The name of the organization transcends the organization. The name of the movement is a cry by the oppressed, in a completely non-threatening voice, trying to declare that it deserves space to live. The name of the organization is a three word poem uttered in pain and anger, but maintaining just enough composure to not frighten White people. The name of the organization is profoundly larger than the organization, or, God rest him, the death of Trayvon Martin.
The name of the organization is practically a dare by whoever uttered it to take offense to it, and show their inner demon. NOW, attaching it inextricably to the organization makes it just that much easier to do so. It makes it easier for corrupt propagandists to claim that “Black Lives Matter” means being allied with a Chinese billionaire communist…or whatever.

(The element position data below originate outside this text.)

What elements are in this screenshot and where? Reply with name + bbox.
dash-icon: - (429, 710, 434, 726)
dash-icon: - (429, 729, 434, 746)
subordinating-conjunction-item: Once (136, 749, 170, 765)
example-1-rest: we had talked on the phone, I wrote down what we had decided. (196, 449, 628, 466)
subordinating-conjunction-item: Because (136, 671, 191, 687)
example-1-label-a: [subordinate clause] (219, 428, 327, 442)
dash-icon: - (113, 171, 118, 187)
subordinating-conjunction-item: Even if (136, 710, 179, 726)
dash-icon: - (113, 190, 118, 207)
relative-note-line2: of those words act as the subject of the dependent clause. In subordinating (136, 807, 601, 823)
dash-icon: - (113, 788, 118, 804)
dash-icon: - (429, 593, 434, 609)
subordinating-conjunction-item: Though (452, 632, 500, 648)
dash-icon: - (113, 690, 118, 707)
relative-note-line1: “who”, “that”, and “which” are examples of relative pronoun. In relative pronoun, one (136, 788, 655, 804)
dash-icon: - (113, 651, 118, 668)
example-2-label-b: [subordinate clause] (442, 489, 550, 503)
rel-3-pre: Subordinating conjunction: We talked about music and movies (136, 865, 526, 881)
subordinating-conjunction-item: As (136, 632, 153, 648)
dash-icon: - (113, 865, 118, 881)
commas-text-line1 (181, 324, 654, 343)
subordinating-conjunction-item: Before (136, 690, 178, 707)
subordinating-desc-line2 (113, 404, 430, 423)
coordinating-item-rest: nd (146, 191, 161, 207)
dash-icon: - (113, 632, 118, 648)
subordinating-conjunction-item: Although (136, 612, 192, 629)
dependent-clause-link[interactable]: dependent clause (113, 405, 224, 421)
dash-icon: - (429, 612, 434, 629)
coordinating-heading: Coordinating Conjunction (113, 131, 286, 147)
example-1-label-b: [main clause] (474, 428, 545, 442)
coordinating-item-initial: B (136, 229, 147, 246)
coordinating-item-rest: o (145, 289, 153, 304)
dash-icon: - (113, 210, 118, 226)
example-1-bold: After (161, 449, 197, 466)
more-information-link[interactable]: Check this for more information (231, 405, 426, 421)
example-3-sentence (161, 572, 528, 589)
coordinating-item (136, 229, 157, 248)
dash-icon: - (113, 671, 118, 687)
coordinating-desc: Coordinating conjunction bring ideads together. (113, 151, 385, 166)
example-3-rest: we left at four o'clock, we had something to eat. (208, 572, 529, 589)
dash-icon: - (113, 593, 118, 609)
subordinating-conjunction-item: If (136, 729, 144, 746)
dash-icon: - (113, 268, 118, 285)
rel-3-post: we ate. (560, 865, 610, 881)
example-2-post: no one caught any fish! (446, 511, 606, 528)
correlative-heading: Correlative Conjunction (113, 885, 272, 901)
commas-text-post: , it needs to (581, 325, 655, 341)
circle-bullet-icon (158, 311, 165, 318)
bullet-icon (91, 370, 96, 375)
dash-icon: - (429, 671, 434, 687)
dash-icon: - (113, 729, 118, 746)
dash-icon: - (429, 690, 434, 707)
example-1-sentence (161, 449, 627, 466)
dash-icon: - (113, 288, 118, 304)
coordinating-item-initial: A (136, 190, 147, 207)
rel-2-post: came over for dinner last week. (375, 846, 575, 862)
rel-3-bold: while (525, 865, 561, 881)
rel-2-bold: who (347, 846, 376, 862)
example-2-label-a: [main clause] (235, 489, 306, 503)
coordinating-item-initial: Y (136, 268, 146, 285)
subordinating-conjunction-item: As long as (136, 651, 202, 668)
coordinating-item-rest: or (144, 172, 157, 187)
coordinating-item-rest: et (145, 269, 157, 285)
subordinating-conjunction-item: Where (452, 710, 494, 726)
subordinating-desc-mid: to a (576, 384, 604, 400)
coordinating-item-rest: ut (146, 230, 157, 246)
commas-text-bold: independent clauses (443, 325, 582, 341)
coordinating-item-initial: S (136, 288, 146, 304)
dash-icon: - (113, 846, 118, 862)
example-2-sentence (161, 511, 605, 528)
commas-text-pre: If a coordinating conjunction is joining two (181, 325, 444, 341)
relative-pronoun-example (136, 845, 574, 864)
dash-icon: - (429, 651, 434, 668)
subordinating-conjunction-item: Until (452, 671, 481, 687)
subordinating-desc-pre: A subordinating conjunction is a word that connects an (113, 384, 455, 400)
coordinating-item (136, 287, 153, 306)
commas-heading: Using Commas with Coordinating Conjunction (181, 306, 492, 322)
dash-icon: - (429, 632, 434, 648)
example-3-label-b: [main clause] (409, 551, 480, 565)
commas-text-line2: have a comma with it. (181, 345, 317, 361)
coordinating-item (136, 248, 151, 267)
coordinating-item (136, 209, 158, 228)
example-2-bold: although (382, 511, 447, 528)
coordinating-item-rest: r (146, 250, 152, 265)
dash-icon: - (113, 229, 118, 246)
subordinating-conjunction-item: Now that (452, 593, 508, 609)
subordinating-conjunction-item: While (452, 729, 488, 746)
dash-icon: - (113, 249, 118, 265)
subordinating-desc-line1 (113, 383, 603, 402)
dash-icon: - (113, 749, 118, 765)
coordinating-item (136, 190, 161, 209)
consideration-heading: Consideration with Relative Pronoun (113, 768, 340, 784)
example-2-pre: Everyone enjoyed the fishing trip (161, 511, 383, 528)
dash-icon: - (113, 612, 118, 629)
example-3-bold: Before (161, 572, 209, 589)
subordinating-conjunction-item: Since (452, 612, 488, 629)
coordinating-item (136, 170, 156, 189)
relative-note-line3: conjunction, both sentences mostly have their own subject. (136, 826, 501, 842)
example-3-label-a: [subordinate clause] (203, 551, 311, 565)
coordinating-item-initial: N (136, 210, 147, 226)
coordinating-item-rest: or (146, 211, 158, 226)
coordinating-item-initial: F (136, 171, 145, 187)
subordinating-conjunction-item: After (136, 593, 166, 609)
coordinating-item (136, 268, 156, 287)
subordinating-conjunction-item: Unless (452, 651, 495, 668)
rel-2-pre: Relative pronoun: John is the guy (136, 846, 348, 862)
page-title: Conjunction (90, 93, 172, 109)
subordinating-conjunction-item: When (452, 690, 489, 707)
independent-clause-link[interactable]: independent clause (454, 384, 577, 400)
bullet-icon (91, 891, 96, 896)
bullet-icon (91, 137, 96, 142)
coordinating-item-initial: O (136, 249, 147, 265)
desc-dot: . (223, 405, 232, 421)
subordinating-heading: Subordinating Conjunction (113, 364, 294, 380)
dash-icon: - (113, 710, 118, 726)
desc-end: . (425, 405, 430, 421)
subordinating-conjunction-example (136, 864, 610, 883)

Also, as serious, and tragic as the murder of Black people is, by the state and by others…IS NOT the definition of Black people. Frankly, pinning it to murders makes it EASIER to make murder of Black people a policy than just REMINDING PEOPLE WE ARE HUMAN does.
A generation ago, protesters carried signs that said, “I AM A MAN.” That did not mean, I am a man therefore I deserve to be able to unionize, or ride on the front of a bus, or buy a house where I choose. Yes, those things should be included, but the severe succinctness of the statement I AM A MAN is meant to remind the colonizer that you are not looking at me as a man. “Black Lives Matter” is rhetoric just like that. It means what it says. It is not limited to the organization that bears its name, or the tragedy that spawned it. It says I am unlimited to the degree that all other human life is unlimited. It is ALWAYS THAT argument.
Koshersalaami
09/23/2020 @ 8:02 pm
Point taken
Art W. Stone
09/23/2020 @ 9:33 am
Your article is spot on.
I saw it yesterday and headed out on errands without comment. The new truck is a luxury and includes a fancy dashboard with all sorts of things to make the ride fun. I chose my Sirius XM app and this time picked tunes from the 50’s.
The first song up was Little Richard’s “Tutti Frutti”, the sanitized version for radio play without mention of “good booty”. ( BTW: I have a couple of ’45’s from the Specialty label, and the turntables to play them. ) I wondered how many times I’ve heard it and how it was that it would pop up right after reading your words. Strange things can usually be explained with a simple answer but then you lose the magic.
Listening carefully, it was apparent that any version other than his could not rise to the same level. That’s about musicality, not your point I realize.
But it is the reason I can’t bring myself to listen to Pat Boone’s sugary rendition.
Bitey
09/23/2020 @ 10:03 am
“Sugary”…is such a fantastic adjective.